A major cut in funding for the next phase of the Second Avenue Subway will force New Yorkers to wait even longer for the project's completion. NY1's Jose Martinez filed the following report.
It will be a while longer before the MTA resumes blasting the bedrock beneath the Upper East Side to continue building the desperately needed Second Avenue subway line.
The MTA Wednesday slashed $1 billion from the project over the next five years after Governor Andrew Cuomo and Mayor Bill de Blasio cut a deal to pay for the transit agency's five-year construction program that fell short of what was requested.
Transit experts bashed the decision.
"It makes no sense to cut back on a project that is well underway," said Nicole Gelinas of the Manhattan Institute for Policy Research. "We've already built out three stations of the Second Avenue Subway. We should be moving it up through Harlem over the next few years."

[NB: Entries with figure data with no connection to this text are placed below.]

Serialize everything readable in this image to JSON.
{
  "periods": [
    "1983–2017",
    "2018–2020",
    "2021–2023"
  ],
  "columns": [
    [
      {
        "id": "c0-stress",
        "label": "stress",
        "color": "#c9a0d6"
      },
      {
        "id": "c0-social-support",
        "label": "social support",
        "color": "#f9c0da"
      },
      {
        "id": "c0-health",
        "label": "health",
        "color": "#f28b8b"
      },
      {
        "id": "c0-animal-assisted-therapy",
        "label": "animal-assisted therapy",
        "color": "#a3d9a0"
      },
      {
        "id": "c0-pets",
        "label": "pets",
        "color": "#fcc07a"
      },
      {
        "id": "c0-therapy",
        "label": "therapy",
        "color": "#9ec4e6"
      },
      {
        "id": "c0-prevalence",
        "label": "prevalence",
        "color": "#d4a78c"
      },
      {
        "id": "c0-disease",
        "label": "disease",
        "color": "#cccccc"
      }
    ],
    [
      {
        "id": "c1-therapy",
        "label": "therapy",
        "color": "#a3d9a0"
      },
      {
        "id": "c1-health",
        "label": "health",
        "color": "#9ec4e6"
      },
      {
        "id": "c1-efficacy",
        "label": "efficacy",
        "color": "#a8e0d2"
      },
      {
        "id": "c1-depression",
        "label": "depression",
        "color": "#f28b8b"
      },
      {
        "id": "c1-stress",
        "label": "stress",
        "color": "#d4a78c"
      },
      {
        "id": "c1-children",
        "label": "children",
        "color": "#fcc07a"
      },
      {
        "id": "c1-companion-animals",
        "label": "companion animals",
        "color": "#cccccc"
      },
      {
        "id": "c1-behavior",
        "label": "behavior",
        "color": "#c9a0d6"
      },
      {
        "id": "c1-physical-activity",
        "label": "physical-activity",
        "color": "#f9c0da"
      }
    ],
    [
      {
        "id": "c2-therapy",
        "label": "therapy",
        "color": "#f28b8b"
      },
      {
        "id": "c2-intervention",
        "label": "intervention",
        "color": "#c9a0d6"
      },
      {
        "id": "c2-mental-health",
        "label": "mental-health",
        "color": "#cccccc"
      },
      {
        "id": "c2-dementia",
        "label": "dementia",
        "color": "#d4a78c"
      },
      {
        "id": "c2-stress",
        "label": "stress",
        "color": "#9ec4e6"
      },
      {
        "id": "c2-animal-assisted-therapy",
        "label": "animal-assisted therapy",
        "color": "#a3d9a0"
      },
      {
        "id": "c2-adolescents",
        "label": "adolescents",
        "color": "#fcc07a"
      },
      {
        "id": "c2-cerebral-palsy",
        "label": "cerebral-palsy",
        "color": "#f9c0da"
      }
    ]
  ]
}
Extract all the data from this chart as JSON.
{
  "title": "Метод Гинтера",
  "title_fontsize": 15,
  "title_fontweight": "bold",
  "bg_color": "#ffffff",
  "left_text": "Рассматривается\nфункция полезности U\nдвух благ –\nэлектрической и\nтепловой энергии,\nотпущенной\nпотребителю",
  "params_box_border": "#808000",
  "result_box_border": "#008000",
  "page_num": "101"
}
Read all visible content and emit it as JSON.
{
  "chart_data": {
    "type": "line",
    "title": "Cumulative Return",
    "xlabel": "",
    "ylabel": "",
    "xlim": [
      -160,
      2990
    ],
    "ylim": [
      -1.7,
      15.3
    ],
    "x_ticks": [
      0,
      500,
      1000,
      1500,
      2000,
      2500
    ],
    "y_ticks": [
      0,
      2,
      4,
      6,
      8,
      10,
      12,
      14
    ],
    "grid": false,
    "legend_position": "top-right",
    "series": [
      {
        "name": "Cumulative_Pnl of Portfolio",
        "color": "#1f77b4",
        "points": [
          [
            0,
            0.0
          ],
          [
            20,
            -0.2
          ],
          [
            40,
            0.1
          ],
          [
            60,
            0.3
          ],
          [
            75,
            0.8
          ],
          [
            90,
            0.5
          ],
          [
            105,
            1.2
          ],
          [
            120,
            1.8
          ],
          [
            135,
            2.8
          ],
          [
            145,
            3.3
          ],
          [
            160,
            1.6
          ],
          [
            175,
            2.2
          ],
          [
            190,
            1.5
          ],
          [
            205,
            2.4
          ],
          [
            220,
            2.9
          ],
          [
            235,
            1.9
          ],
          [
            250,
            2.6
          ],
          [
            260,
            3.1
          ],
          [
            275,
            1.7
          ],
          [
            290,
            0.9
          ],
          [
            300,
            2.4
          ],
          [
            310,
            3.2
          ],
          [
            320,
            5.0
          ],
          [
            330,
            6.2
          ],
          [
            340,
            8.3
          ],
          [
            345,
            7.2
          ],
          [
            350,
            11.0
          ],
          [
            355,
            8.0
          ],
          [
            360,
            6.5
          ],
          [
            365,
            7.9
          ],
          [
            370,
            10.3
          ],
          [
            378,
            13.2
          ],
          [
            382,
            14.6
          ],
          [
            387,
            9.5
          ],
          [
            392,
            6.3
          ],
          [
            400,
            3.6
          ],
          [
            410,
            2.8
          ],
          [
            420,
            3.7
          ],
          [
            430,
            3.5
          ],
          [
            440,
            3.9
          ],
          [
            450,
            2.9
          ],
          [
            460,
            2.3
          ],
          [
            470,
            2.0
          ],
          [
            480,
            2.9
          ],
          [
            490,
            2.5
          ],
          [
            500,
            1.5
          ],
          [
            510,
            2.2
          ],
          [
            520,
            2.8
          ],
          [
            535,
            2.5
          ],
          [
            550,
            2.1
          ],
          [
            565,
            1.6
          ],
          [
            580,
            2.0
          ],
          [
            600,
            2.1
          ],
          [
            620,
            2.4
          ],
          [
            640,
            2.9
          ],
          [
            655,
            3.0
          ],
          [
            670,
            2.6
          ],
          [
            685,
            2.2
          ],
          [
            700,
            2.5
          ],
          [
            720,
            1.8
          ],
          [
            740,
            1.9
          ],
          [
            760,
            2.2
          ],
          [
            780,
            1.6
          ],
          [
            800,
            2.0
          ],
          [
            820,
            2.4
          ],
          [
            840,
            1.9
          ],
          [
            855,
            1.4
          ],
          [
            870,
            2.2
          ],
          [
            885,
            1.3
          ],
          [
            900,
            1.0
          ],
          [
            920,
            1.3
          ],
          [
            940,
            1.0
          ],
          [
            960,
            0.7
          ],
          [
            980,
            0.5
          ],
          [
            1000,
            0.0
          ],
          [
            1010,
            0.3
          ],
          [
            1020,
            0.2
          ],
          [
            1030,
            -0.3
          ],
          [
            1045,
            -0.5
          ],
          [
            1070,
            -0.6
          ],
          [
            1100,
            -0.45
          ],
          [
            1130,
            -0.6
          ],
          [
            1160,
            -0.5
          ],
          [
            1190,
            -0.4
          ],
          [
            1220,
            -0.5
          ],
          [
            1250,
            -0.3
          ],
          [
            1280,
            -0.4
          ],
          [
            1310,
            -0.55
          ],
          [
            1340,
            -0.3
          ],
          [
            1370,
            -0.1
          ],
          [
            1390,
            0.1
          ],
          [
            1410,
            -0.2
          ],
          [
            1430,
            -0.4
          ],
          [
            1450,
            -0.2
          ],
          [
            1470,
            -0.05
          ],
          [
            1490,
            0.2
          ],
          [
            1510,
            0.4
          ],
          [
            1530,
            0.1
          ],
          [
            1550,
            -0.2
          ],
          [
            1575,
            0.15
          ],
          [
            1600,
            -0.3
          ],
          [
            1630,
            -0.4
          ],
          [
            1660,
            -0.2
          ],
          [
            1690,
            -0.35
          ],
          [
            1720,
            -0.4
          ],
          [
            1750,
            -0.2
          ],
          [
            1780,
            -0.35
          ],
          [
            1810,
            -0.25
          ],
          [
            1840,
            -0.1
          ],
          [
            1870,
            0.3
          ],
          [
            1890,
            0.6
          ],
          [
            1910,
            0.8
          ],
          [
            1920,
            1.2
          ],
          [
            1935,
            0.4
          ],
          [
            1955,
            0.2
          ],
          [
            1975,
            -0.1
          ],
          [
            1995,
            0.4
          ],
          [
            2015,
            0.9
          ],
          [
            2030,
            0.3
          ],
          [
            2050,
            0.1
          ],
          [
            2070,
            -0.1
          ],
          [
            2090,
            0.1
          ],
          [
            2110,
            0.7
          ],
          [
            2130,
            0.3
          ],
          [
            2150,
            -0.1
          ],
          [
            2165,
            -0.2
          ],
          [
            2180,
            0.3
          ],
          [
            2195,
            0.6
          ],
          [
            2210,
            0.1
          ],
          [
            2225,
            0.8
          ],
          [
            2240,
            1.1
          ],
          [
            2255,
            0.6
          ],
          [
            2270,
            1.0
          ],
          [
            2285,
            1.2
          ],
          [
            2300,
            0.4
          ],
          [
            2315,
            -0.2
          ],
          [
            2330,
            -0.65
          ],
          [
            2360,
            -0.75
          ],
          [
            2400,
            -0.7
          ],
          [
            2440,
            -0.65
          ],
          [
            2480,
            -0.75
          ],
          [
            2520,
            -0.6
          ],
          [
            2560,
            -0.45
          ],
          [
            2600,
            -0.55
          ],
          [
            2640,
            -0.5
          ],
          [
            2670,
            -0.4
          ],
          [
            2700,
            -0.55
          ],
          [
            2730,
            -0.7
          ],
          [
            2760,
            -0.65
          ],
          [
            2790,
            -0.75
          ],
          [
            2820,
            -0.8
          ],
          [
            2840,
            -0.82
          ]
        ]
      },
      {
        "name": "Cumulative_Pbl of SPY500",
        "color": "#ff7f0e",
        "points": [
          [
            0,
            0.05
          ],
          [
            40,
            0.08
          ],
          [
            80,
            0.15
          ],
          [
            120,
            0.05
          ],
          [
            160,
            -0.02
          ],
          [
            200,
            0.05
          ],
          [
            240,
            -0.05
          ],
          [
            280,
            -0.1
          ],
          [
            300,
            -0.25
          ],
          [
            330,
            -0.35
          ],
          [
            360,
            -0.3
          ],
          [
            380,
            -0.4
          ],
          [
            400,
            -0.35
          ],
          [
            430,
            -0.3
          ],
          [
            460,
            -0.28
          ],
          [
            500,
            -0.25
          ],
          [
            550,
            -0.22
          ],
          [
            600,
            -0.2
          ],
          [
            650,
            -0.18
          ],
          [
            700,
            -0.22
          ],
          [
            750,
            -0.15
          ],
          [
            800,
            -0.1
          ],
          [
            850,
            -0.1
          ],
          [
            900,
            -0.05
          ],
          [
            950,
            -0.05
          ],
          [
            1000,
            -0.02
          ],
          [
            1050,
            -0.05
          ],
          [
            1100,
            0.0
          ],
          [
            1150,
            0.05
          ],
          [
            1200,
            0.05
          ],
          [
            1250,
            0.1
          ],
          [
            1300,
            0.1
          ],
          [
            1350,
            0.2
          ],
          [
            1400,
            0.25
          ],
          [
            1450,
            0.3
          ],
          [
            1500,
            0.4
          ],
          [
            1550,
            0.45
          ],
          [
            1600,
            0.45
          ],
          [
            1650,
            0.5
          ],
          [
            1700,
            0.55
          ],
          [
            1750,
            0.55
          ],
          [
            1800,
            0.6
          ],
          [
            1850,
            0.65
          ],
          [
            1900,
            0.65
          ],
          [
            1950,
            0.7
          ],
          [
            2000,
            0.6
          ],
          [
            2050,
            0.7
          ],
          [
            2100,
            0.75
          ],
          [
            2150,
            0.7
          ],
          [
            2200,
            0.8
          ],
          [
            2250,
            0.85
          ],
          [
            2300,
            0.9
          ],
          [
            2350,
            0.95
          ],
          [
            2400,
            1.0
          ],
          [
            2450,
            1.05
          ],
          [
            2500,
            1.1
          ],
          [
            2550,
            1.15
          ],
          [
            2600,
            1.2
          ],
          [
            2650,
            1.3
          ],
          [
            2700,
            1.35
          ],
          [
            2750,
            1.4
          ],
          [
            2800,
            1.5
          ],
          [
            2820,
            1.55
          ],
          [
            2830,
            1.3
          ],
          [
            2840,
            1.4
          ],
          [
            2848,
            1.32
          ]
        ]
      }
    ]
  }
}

The line's first three stations on the East Side are scheduled to open by the end of next year. The new funding reduction affects the next phase, building the line north through three new stations to 125th Street.
"If the city and state thought that it was important, the MTA would respond to that and build it out faster. They're only doing what the city and state are signaling, which is that this is not as important as it was," Gelinas said.
The cutback reduced the project's budget by about two-thirds to $535 million, which will pay for engineering and other studies.
"We have to do the design work, the planning for it. We need to go through environmental reviews. We're going to need to acquire the necessary property to figure out where stations, station access points, air ventilation areas are going to be," siad MTA spokesperson Adam Lisberg.
But no blasting or tunneling, as originally envisioned just a year ago.
The decision is upsetting Congress members Carolyn Maloney and Charles Rangel of Manhattan. who've long campaigned for building a line that, at full length, is supposed to stretch from Harlem to Hanover Square. They said, "This ‘go slow’ approach to the Second Avenue Subway is a huge mistake."
Riders NY1 spoke to at 116th Street and Second Avenue said they would be surprised to see a station up at this corner any time soon.
"I've been here all my life, and I've been hearing it since the '80s," said one rider.
"The money always seems like it's running out," said another.
On that point, there is no dispute. The Second Avenue Subway has been on the drawing board since 1929.